Et c’est là où nous en arrivons à l’objet de ces quelques lignes. Quand un José Bové peut arborer en toute circonstance sa moustache sans qu’on se moque de lui pour port continu depuis l’époque réglementaire, personne hier n’osait porter cet accoutrement pileux à part un ado en pleine puberté n’ayant pas encore testé les délices du rasage de duvet labial. Cette désuétude, qui semblait définitive, portait en elle les graines de la destruction. En effet, si quelque-chose est remisé à la cave du ringard, on peut être sûr qu’il reviendra par la fenêtre de la mode. Pourtant, John Galliano ayant eu la bonne idée d’invoquer ses sympathies pour les nazis, nous avions crus cette menace repoussée.

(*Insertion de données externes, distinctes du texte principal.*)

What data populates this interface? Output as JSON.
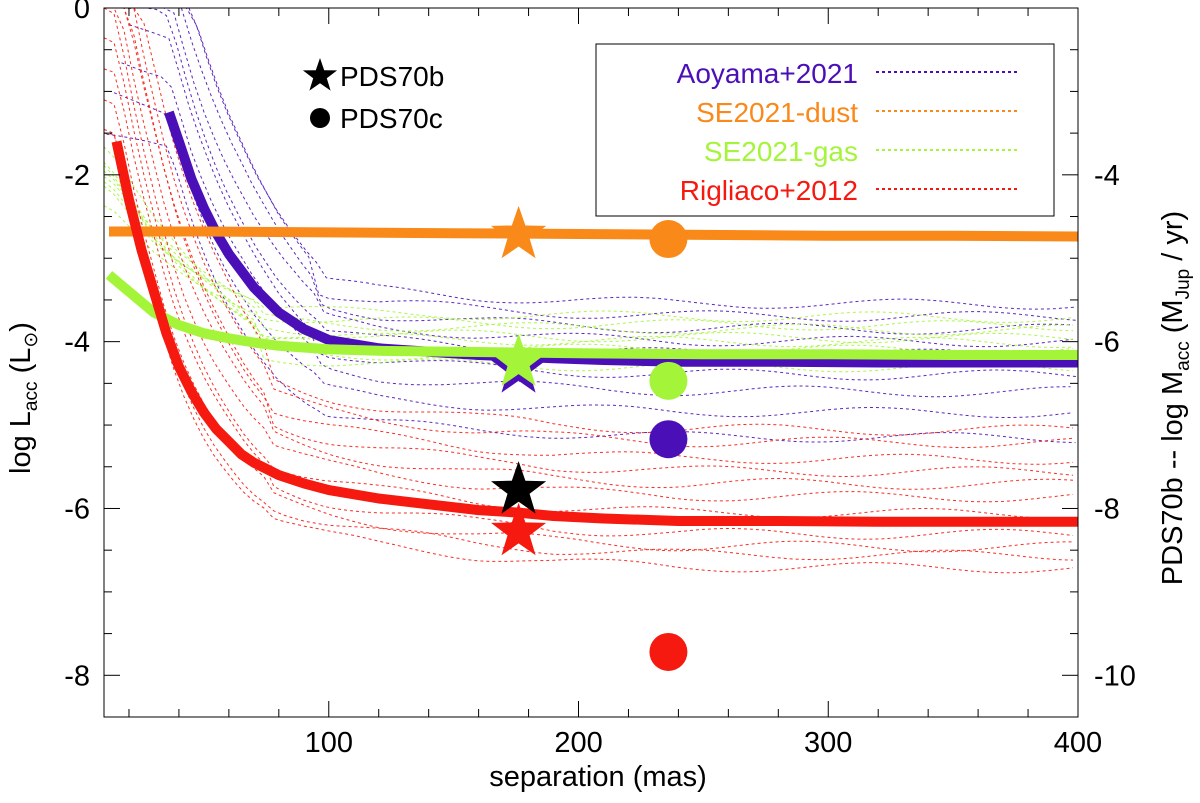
{
  "chart_data": {
    "type": "line",
    "xlabel": "separation (mas)",
    "ylabel_left": {
      "main": "log L",
      "sub": "acc",
      "unit_open": " (L",
      "unit_sym": "⊙",
      "unit_close": ")"
    },
    "ylabel_right": {
      "prefix": "PDS70b -- log M",
      "sub1": "acc",
      "mid": " (M",
      "sub2": "Jup",
      "suffix": " / yr)"
    },
    "xlim": [
      10,
      400
    ],
    "ylim": [
      -8.5,
      0
    ],
    "right_ylim": [
      -10.5,
      -2
    ],
    "xticks": [
      100,
      200,
      300,
      400
    ],
    "xtick_labels": [
      "100",
      "200",
      "300",
      "400"
    ],
    "yticks": [
      0,
      -2,
      -4,
      -6,
      -8
    ],
    "ytick_labels": [
      "0",
      "-2",
      "-4",
      "-6",
      "-8"
    ],
    "right_yticks": [
      -4,
      -6,
      -8,
      -10
    ],
    "right_ytick_labels": [
      "-4",
      "-6",
      "-8",
      "-10"
    ],
    "marker_legend": [
      {
        "symbol": "star",
        "label": "PDS70b"
      },
      {
        "symbol": "circle",
        "label": "PDS70c"
      }
    ],
    "legend_position": "top-right",
    "colors": {
      "aoyama": "#4b0fb8",
      "dust": "#f98a1a",
      "gas": "#a4f53a",
      "rigliaco": "#f5190f",
      "black": "#000000"
    },
    "series": [
      {
        "key": "aoyama",
        "name": "Aoyama+2021",
        "color": "#4b0fb8",
        "x": [
          36,
          40,
          45,
          50,
          55,
          60,
          70,
          80,
          90,
          100,
          120,
          140,
          160,
          176,
          190,
          210,
          240,
          280,
          320,
          360,
          400
        ],
        "y": [
          -1.25,
          -1.6,
          -2.05,
          -2.4,
          -2.7,
          -2.95,
          -3.35,
          -3.65,
          -3.85,
          -3.98,
          -4.08,
          -4.12,
          -4.16,
          -4.18,
          -4.2,
          -4.22,
          -4.24,
          -4.24,
          -4.25,
          -4.25,
          -4.25
        ],
        "pds70b": -4.33,
        "pds70c": -5.17
      },
      {
        "key": "dust",
        "name": "SE2021-dust",
        "color": "#f98a1a",
        "x": [
          12,
          50,
          100,
          150,
          200,
          250,
          300,
          350,
          400
        ],
        "y": [
          -2.68,
          -2.68,
          -2.69,
          -2.7,
          -2.71,
          -2.72,
          -2.73,
          -2.73,
          -2.74
        ],
        "pds70b": -2.72,
        "pds70c": -2.77
      },
      {
        "key": "gas",
        "name": "SE2021-gas",
        "color": "#a4f53a",
        "x": [
          12,
          20,
          30,
          40,
          50,
          60,
          70,
          80,
          90,
          100,
          120,
          150,
          176,
          200,
          250,
          300,
          350,
          400
        ],
        "y": [
          -3.2,
          -3.4,
          -3.65,
          -3.8,
          -3.9,
          -3.96,
          -4.01,
          -4.05,
          -4.07,
          -4.09,
          -4.11,
          -4.12,
          -4.13,
          -4.14,
          -4.15,
          -4.15,
          -4.16,
          -4.16
        ],
        "pds70b": -4.25,
        "pds70c": -4.47
      },
      {
        "key": "rigliaco",
        "name": "Rigliaco+2012",
        "color": "#f5190f",
        "x": [
          15,
          20,
          25,
          30,
          35,
          40,
          45,
          50,
          55,
          60,
          65,
          70,
          80,
          90,
          100,
          120,
          140,
          160,
          176,
          190,
          210,
          240,
          280,
          320,
          360,
          400
        ],
        "y": [
          -1.6,
          -2.3,
          -2.9,
          -3.4,
          -3.9,
          -4.3,
          -4.6,
          -4.85,
          -5.05,
          -5.2,
          -5.35,
          -5.45,
          -5.6,
          -5.7,
          -5.78,
          -5.88,
          -5.95,
          -6.02,
          -6.05,
          -6.09,
          -6.12,
          -6.15,
          -6.15,
          -6.16,
          -6.16,
          -6.16
        ],
        "pds70b": -6.28,
        "pds70c": -7.72
      },
      {
        "key": "black",
        "name": "PDS70b",
        "color": "#000000",
        "x": [],
        "y": [],
        "pds70b": -5.78,
        "pds70c": null
      }
    ],
    "marker_x": {
      "pds70b": 176,
      "pds70c": 236
    }
  }
}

C’est sans compter sur la cohorte de gens cools, jamais manchots pour se démarquer à tout prix, qui décida du jour au lendemain que porter la moustache était le summum de la tendance (avec un petit vélo customisé en sus). Et voilà-t-y-pas donc que l’on se retrouve partout avec des sosies d’arrière-grand-papa Gustave à la queue de la boulangerie (bio et équitable, qui fait aussi magasin de disque et barbershop) ou de tonton Alphonse à la soirée branchée du moment. Et même ce bon vieux Jean-Kévin, dont l’atroce duvet rappelle pourtant celui de Grand tata Léopoldine, arborera avec fierté ce nouvel avatar de ce qui est devenu cool.

On n’a plus des poil en l’humanité

Évaporée la crainte d’un bon coup de ceinture à la vue de son rude géniteur moustachu, les poils jaunis par des années de nicotine d’un loup de mer ou les restes de repas de trois semaines. Maintenant c’est impeccable, travaillé, aseptisé. On ne va plus se peigner le moustache et lui donner un coup de ciseau chez Roger le coiffeur du coin (qui sait tout mais qui dit rien, ou presque) mais on va chez le barbier néo-rockabilly (plus tatoué qu’un matelot russe) se faire rectifier la coupe. Et encore tout cela peut être supportable. C’est quand les ados de 15 ans récupèrent les codes de la fière moustache pour les transformer en truc mode-mignon qu’on voit que tout fout le camp. Bijoux ou postiches en plastique, ces horribles mignonnetés aux contours ronds sont le stade d’évolution ultime de ce qui était jadis hirsute et sauvage. Et quand on voit les jeunes pré-pubères afficher fièrement les atroces chemisettes ornées d’une starlette quelconque, qui, probablement non consentante, se voit glisser sous le nez une main photoshopée (par les équipes de Staline ?) dont le doigt est orné d’une moustache on se dit que le slogan qui l’accompagne, life is a joke, n’est peut-être pas si mal trouvé.